Our Views: The real pain of Uighurs
The crackdown on ethnic rioting is being portrayed by the government of China as law and order.
What should not be lost in the discussion are the legitimate grievances of every ethnic minority in China, and every Chinese who wants to exercise his religion.
Freedom of religion does not exist under the iron fist of the Chinese Communist Party. China’s Muslims, such as the disaffected Uighurs in Xinjiang province, are not allowed to send their children to mosques. The Chinese government wants to steal the heritage of faith from a younger generation.
The government has promoted throughout its giant hinterlands — including Tibet — an economic and social ethnic cleansing. Han Chinese move there and get the good jobs, and Uighurs and Tibetans are second-class citizens in many ways.

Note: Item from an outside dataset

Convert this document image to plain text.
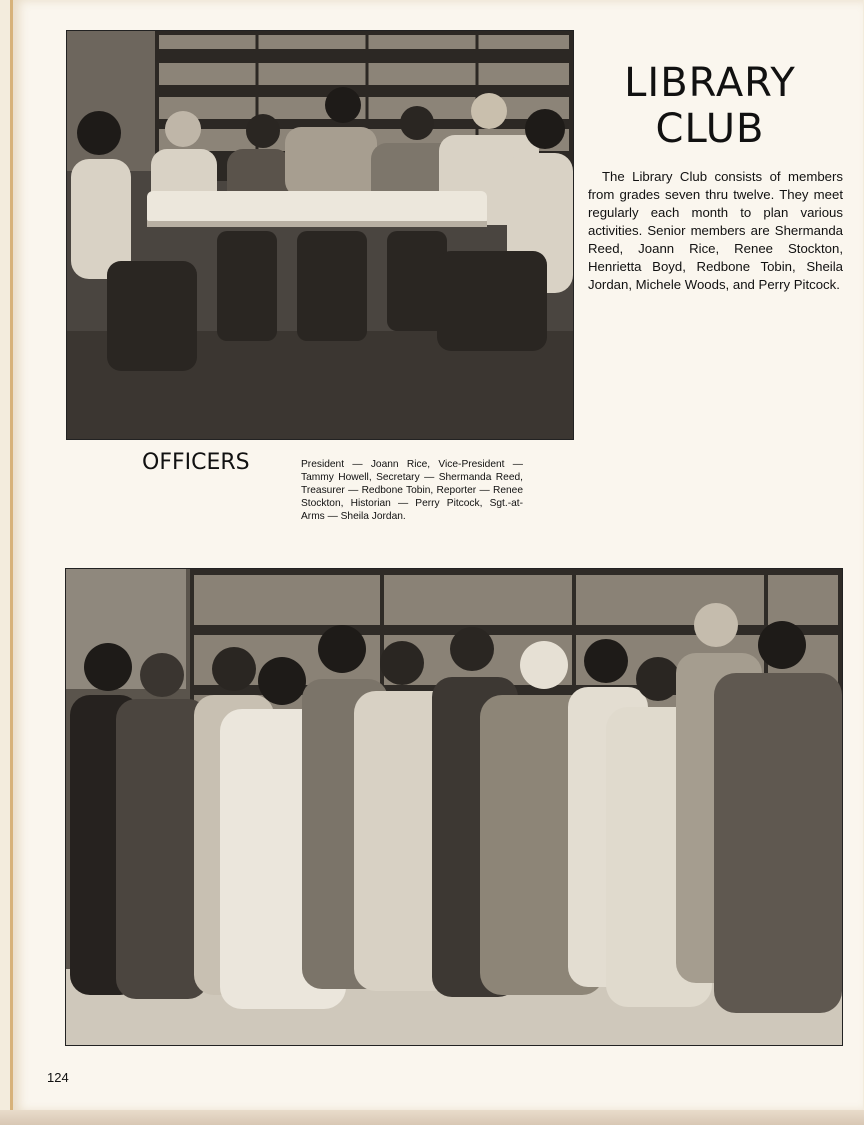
LIBRARY CLUB
The Library Club consists of members from grades seven thru twelve. They meet regularly each month to plan various activities. Senior members are Shermanda Reed, Joann Rice, Renee Stockton, Henrietta Boyd, Redbone Tobin, Sheila Jordan, Michele Woods, and Perry Pitcock.
OFFICERS	President — Joann Rice, Vice-President — Tammy Howell, Secretary — Shermanda Reed, Treasurer — Redbone Tobin, Reporter — Renee Stockton, Historian — Perry Pitcock, Sgt.-at-Arms — Sheila Jordan.
124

Russell Leigh Moses, who is writing a forthcoming book on the changing nature of power in China, noted that ethnic minorities are basically shut out of the government bureaucracies. Moses wrote in The New York Times that it is in the government offices where most real business deals are done, or blessed. To be an outsider is an economic death sentence.
This system of state control has worldwide economic implications — even so far afield as Shreveport. A government bureaucracy threatens to block the sale of Hummer’s brand to a privately held Chinese company, and that might endanger whatever prospect there is of the Shreveport factory making cars after its closure by General Motors.
With all its imperfections and regulations, America’s economy is a free-market heaven by comparison with China’s. And the Uighurs, as the Tibetans before them, see themselves shut out even as the overall national economy grows.
Riots and torching Han-owned businesses are unfortunate results of a series of cruel and unfair policies by the Chinese government.